I read these words attributed to Jesus by the author of John, and I know they’re wrong. I’m not the best at describing where the wind comes from and where it goes, but some are very good at it and have accurate maps and predictions to prove it. Or am I being too literal?

It is strange. I suspect ancient people were very literal about the connection between spirit, wind, air, and life. They knew there was something beyond understanding in that, mysteries God alone understood. So it was beyond understanding to detail how a person was transformed by being reborn of the Spirit.

But now both wind and biological life are very well understood. The movement of air is much like the movement of water. Life needs oxygen to burn food. God needn’t do anything about that. If I hadn’t thought of how different knowledge is today from ancient times, I wouldn’t have thought of God in the wind at all today. I would think of God as I do everyday, as a nonphysical being that communicates with me, cares for me, and loves me. I do so because there’s been a long tradition of there being such a God, so I looked for Him, found Him, and live in Him to my benefit, maybe for His benefit as well. Yet I don’t see Him in the physical world at all. The physical world has so many mechanisms that can be known in incredible detail, and none of them care if I pray or that I love the God of my understanding.

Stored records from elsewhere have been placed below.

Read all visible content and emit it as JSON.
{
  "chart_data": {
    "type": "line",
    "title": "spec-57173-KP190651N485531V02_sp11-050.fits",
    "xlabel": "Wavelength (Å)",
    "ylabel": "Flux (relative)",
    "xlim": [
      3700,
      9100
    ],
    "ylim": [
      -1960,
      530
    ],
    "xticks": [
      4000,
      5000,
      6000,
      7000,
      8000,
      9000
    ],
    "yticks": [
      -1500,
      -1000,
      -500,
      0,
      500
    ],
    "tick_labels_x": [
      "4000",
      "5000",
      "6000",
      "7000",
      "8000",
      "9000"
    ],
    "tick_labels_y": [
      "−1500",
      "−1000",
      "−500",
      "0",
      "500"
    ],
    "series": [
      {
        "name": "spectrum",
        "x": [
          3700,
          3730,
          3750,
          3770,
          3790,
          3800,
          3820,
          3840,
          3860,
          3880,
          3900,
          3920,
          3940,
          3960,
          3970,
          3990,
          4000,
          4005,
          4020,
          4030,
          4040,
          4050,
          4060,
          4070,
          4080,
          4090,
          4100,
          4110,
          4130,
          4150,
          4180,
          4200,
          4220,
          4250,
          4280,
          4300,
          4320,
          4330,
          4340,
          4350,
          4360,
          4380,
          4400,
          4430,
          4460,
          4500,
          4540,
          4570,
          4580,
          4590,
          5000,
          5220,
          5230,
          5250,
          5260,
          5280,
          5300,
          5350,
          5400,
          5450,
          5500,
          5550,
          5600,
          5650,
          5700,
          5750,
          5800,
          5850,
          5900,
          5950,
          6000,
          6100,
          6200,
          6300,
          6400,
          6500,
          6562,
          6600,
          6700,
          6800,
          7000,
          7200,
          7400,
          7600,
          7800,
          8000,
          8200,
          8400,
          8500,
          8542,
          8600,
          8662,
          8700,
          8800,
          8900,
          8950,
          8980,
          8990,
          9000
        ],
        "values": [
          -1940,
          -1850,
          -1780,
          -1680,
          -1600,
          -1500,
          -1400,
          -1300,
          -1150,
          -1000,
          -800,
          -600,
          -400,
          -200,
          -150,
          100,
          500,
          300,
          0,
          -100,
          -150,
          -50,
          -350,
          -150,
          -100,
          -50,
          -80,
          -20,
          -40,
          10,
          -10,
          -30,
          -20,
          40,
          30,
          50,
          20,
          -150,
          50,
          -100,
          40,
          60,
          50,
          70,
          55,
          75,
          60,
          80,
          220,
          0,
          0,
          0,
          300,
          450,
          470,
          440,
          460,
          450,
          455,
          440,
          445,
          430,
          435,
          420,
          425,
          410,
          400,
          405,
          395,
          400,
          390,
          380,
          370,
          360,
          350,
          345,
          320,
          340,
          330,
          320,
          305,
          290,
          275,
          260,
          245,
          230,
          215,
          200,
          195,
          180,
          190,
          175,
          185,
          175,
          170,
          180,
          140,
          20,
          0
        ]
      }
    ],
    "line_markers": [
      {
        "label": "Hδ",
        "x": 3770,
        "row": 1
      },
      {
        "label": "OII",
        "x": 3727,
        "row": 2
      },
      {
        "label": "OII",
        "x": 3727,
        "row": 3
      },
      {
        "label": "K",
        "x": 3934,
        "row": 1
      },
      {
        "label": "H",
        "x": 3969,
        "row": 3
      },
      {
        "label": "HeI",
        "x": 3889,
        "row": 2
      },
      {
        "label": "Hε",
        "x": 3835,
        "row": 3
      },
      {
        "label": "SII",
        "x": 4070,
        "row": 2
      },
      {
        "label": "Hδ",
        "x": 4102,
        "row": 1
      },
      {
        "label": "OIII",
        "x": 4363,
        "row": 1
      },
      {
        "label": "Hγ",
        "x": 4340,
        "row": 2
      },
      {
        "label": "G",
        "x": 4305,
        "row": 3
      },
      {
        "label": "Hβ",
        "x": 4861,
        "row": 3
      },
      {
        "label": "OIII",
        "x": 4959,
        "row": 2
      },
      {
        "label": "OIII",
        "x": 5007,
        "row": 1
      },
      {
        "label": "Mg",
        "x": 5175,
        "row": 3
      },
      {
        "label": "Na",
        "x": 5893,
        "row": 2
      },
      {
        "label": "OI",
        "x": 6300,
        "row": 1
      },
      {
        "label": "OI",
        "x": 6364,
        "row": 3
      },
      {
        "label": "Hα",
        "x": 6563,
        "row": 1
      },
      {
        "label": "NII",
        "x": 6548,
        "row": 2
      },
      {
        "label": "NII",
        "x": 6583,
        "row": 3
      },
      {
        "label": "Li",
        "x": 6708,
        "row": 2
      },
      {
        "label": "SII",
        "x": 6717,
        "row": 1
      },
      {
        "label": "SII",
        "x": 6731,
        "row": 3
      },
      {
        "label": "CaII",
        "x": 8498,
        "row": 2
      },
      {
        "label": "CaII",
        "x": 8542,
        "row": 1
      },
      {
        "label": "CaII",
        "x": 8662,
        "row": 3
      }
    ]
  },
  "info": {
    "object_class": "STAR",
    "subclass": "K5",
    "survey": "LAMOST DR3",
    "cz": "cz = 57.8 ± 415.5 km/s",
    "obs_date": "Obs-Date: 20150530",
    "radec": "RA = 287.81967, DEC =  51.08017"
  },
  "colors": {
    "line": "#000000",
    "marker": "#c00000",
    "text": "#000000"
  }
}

Ancient people were ignorant of physics. Does that make it more likely or less likely that they were knowledgeable of the real God? Anyone can decide that for oneself. I might believe the latter as strongly as my fellow scientists who are atheists, seeing no reason to consider God as real at all, but God showed up for me when I started praying in my thirties. He was not wind. He was not indisputably in the physical world at all, but He was indisputably in my mind. How did He get there? What a softball question for anyone who wants to deny God or anyone who wants to insist that tradition has it right about God. In contrast to such people, God tells me He filled a need in me. I’ve gone with Him down a string of questions and answers like that. God assures me that He exists beyond me. He is even grateful that I don’t need to see Him in the wind or some other idol in order just to know that He exists. To pin God down to any form like that is to guarantee that you cannot know the full range of God or that it is far less than the idols of omnipotence, omniscience or other perfection that traditions try to force on God.

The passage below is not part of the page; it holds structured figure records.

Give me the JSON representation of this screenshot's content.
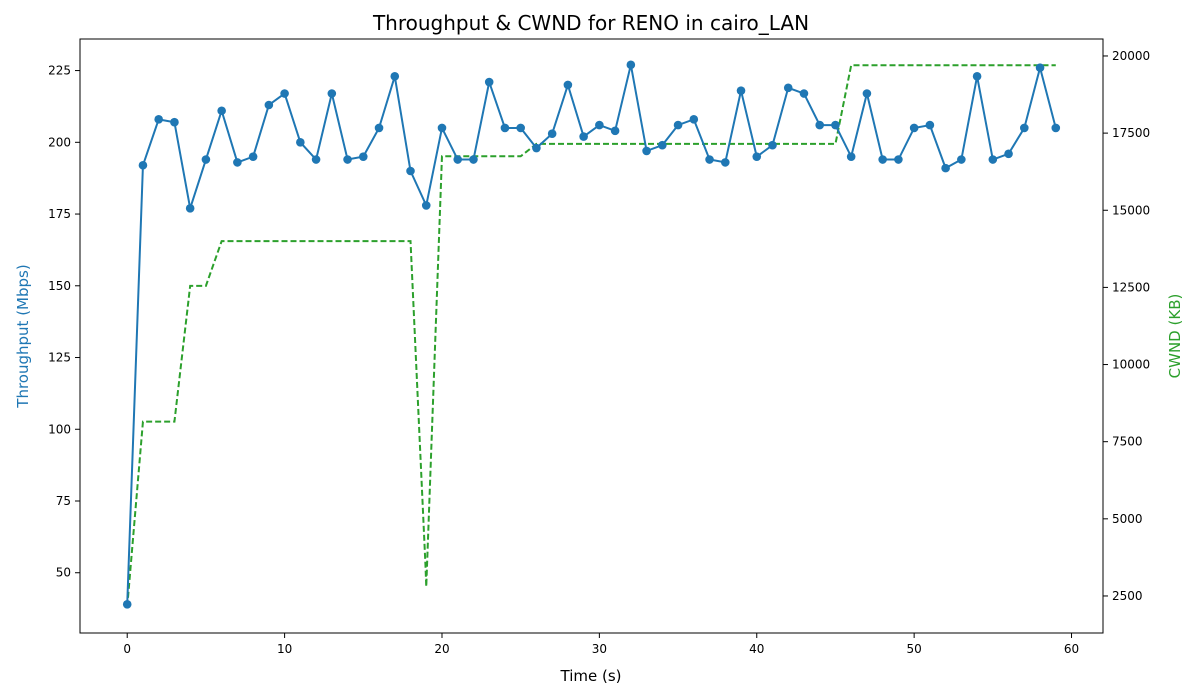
{
  "chart_data": {
    "type": "line",
    "title": "Throughput & CWND for RENO in cairo_LAN",
    "xlabel": "Time (s)",
    "ylabel_left": "Throughput (Mbps)",
    "ylabel_right": "CWND (KB)",
    "xlim": [
      -3,
      62
    ],
    "ylim_left": [
      29,
      236
    ],
    "ylim_right": [
      1300,
      20550
    ],
    "x_ticks": [
      0,
      10,
      20,
      30,
      40,
      50,
      60
    ],
    "y_left_ticks": [
      50,
      75,
      100,
      125,
      150,
      175,
      200,
      225
    ],
    "y_right_ticks": [
      2500,
      5000,
      7500,
      10000,
      12500,
      15000,
      17500,
      20000
    ],
    "grid": false,
    "colors": {
      "throughput": "#1f77b4",
      "cwnd": "#2ca02c"
    },
    "series": [
      {
        "axis": "left",
        "style": "solid-markers",
        "x": [
          0,
          1,
          2,
          3,
          4,
          5,
          6,
          7,
          8,
          9,
          10,
          11,
          12,
          13,
          14,
          15,
          16,
          17,
          18,
          19,
          20,
          21,
          22,
          23,
          24,
          25,
          26,
          27,
          28,
          29,
          30,
          31,
          32,
          33,
          34,
          35,
          36,
          37,
          38,
          39,
          40,
          41,
          42,
          43,
          44,
          45,
          46,
          47,
          48,
          49,
          50,
          51,
          52,
          53,
          54,
          55,
          56,
          57,
          58,
          59
        ],
        "values": [
          39,
          192,
          208,
          207,
          177,
          194,
          211,
          193,
          195,
          213,
          217,
          200,
          194,
          217,
          194,
          195,
          205,
          223,
          190,
          178,
          205,
          194,
          194,
          221,
          205,
          205,
          198,
          203,
          220,
          202,
          206,
          204,
          227,
          197,
          199,
          206,
          208,
          194,
          193,
          218,
          195,
          199,
          219,
          217,
          206,
          206,
          195,
          217,
          194,
          194,
          205,
          206,
          191,
          194,
          223,
          194,
          196,
          205,
          226,
          205
        ]
      },
      {
        "axis": "right",
        "style": "dashed",
        "x": [
          0,
          1,
          2,
          3,
          4,
          5,
          6,
          7,
          8,
          9,
          10,
          11,
          12,
          13,
          14,
          15,
          16,
          17,
          18,
          18.95,
          19,
          20,
          21,
          22,
          23,
          24,
          25,
          26,
          27,
          28,
          29,
          30,
          31,
          32,
          33,
          34,
          35,
          36,
          37,
          38,
          39,
          40,
          41,
          42,
          43,
          44,
          45,
          46,
          47,
          48,
          49,
          50,
          51,
          52,
          53,
          54,
          55,
          56,
          57,
          58,
          59
        ],
        "values": [
          2150,
          8150,
          8150,
          8150,
          12550,
          12550,
          14000,
          14000,
          14000,
          14000,
          14000,
          14000,
          14000,
          14000,
          14000,
          14000,
          14000,
          14000,
          14000,
          3500,
          2800,
          16750,
          16750,
          16750,
          16750,
          16750,
          16750,
          17150,
          17150,
          17150,
          17150,
          17150,
          17150,
          17150,
          17150,
          17150,
          17150,
          17150,
          17150,
          17150,
          17150,
          17150,
          17150,
          17150,
          17150,
          17150,
          17150,
          19700,
          19700,
          19700,
          19700,
          19700,
          19700,
          19700,
          19700,
          19700,
          19700,
          19700,
          19700,
          19700,
          19700
        ]
      }
    ]
  }
}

God is not a bad name for Him, coming from an Indo-European root meaning to invoke, as it does. Those who call on God and mean it do not inherit the wind. Someday all these ancient beliefs that people proudly proclaim will die. It might take 500 years. It might take more. Then it won’t be such an intriguing thing to wonder why people still believe them, why they believe God would punish this place with a hurricane, but not that place, so many problems with tradition like that. People probably won’t walk along in that very different future as I do knowing how there was once so much confusion between God and the wind.

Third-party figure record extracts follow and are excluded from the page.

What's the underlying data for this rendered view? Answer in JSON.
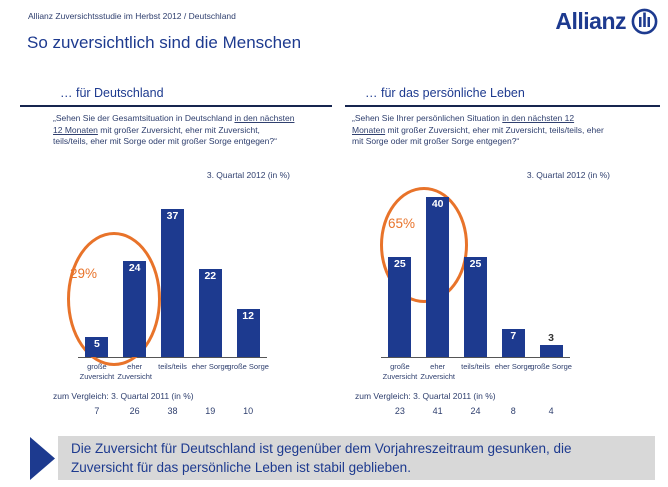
{
  "slide": {
    "breadcrumb": "Allianz Zuversichtsstudie im Herbst 2012 / Deutschland",
    "title": "So zuversichtlich sind die Menschen",
    "logo_text": "Allianz"
  },
  "colors": {
    "allianz_blue": "#1d3a8f",
    "highlight_orange": "#e8732a",
    "banner_gray": "#d8d8d8",
    "body_navy": "#30406f"
  },
  "chart_data": [
    {
      "type": "bar",
      "heading": "… für Deutschland",
      "question": {
        "pre": "„Sehen Sie der Gesamtsituation in Deutschland ",
        "underline": "in den nächsten 12 Monaten",
        "post": " mit großer Zuversicht, eher mit Zuversicht, teils/teils, eher mit Sorge oder mit großer Sorge entgegen?“"
      },
      "period": "3. Quartal 2012 (in %)",
      "categories": [
        "große Zuversicht",
        "eher Zuversicht",
        "teils/teils",
        "eher Sorge",
        "große Sorge"
      ],
      "values": [
        5,
        24,
        37,
        22,
        12
      ],
      "ylim": [
        0,
        40
      ],
      "bar_color": "#1d3a8f",
      "highlight": {
        "label": "29%",
        "covers_bars": [
          0,
          1
        ]
      },
      "comparison": {
        "label": "zum Vergleich: 3. Quartal 2011 (in %)",
        "values": [
          7,
          26,
          38,
          19,
          10
        ]
      }
    },
    {
      "type": "bar",
      "heading": "… für das persönliche Leben",
      "question": {
        "pre": "„Sehen Sie Ihrer persönlichen Situation ",
        "underline": "in den nächsten 12 Monaten",
        "post": " mit großer Zuversicht, eher mit Zuversicht, teils/teils, eher mit Sorge oder mit großer Sorge entgegen?“"
      },
      "period": "3. Quartal 2012 (in %)",
      "categories": [
        "große Zuversicht",
        "eher Zuversicht",
        "teils/teils",
        "eher Sorge",
        "große Sorge"
      ],
      "values": [
        25,
        40,
        25,
        7,
        3
      ],
      "ylim": [
        0,
        40
      ],
      "bar_color": "#1d3a8f",
      "highlight": {
        "label": "65%",
        "covers_bars": [
          0,
          1
        ]
      },
      "comparison": {
        "label": "zum Vergleich: 3. Quartal 2011 (in %)",
        "values": [
          23,
          41,
          24,
          8,
          4
        ]
      }
    }
  ],
  "banner": {
    "text": "Die Zuversicht für Deutschland ist gegenüber dem Vorjahreszeitraum gesunken, die Zuversicht für das persönliche Leben ist stabil geblieben."
  }
}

God drives me, but from within, not through an atmospheric disturbance. God enhances my life, but not biologically. I don’t suppose there ever will be maps showing what God is up to. Traditional religion has failed to produce those. God tells me directly that His third greatest priority is that I be happy. The first two may be finished before 500 hundred years. Then maybe happiness will be the priority for everyone. I’m sure even human beings can tell the difference between that and the wind.